- Bharo Mazara Location in Punjab, India Bharo Mazara Bharo Mazara (India)
- Coordinates: 31°09′38″N 75°59′35″E﻿ / ﻿31.1606402°N 75.9930345°E
- Country: India
- State: Punjab
- District: Shaheed Bhagat Singh Nagar

Government
- • Type: Panchayat raj
- • Body: Gram panchayat
- Elevation: 254 m (833 ft)

Population (2011)
- • Total: 1,662
- Sex ratio 881/781 ♂/♀

Languages
- • Official: Punjabi
- Time zone: UTC+5:30 (IST)
- PIN: 144504
- Telephone code: 01823
- ISO 3166 code: IN-PB
- Post office: Behram
- Website: nawanshahr.nic.in

= Bharo Mazara =

Bharo Mazara is a village in Shaheed Bhagat Singh Nagar district of Punjab State, India. It is located 13 km away from postal head office Behram, 3 km from Banga, 13.6 km from district headquarter Shaheed Bhagat Singh Nagar and 107 km from state capital Chandigarh. The village is administrated by Sarpanch an elected representative of the village.

== Demography ==
As of 2011, Bharo Mazara has a total number of 353 houses and population of 1662, of which 881 include are males while 781 are females according to the report published by Census India in 2011. The literacy rate of Bharo Mazara is 80.44%, higher than the state average of 75.84%. The population of children under the age of 6 years is 164 which is 9.87% of total population of Bharo Mazara, and child sex ratio is approximately 1216 as compared to Punjab state average of 846.
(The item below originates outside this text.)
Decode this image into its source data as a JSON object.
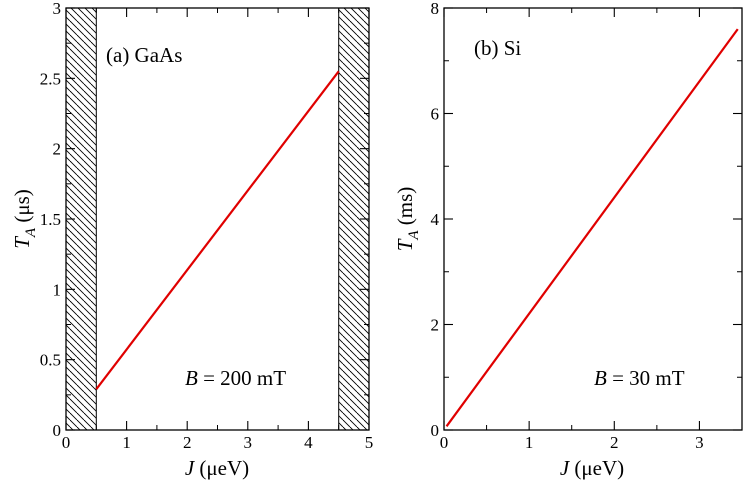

Most of the people are from Schedule Caste which constitutes 72.74% of total population in Bharo Mazara. The town does not have any Schedule Tribe population so far.
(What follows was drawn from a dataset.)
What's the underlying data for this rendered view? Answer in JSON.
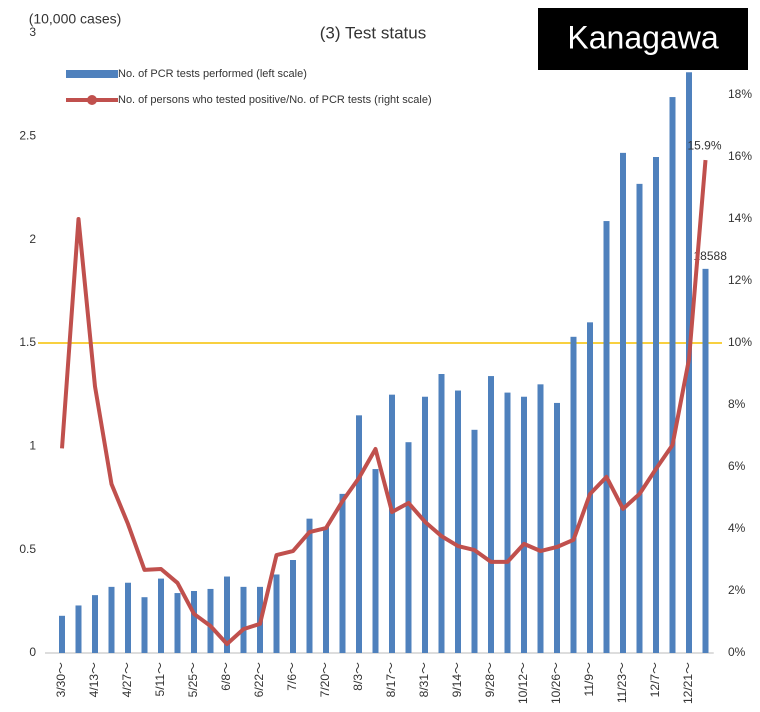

As per the report published by Census India in 2011, 641 people were engaged in work activities out of the total population of Bharo Mazara which includes 482 males and 159 females. According to census survey report 2011, 77.22% workers describe their work as main work and 22.78% workers are involved in Marginal activity providing livelihood for less than 6 months.

== Education ==
The village has a Punjabi medium, co-ed upper primary school founded on 2001. The school provide mid-day meal as per Indian Midday Meal Scheme. The school provide free education to children between the ages of 6 and 14 as per Right of Children to Free and Compulsory Education Act.

Amardeep Singh Shergill Memorial college Mukandpur and Sikh National College Banga are the nearest colleges. Lovely Professional University is 34 km away from the village.

== Transport ==
Banga railway station is the nearest train station however, Nawanshahr railway station is 17 km away from the village. Sahnewal Airport is the nearest domestic airport which located 58 km away in Ludhiana and the nearest international airport is located in Chandigarh also Sri Guru Ram Dass Jee International Airport is the second nearest airport which is 142 km away in Amritsar.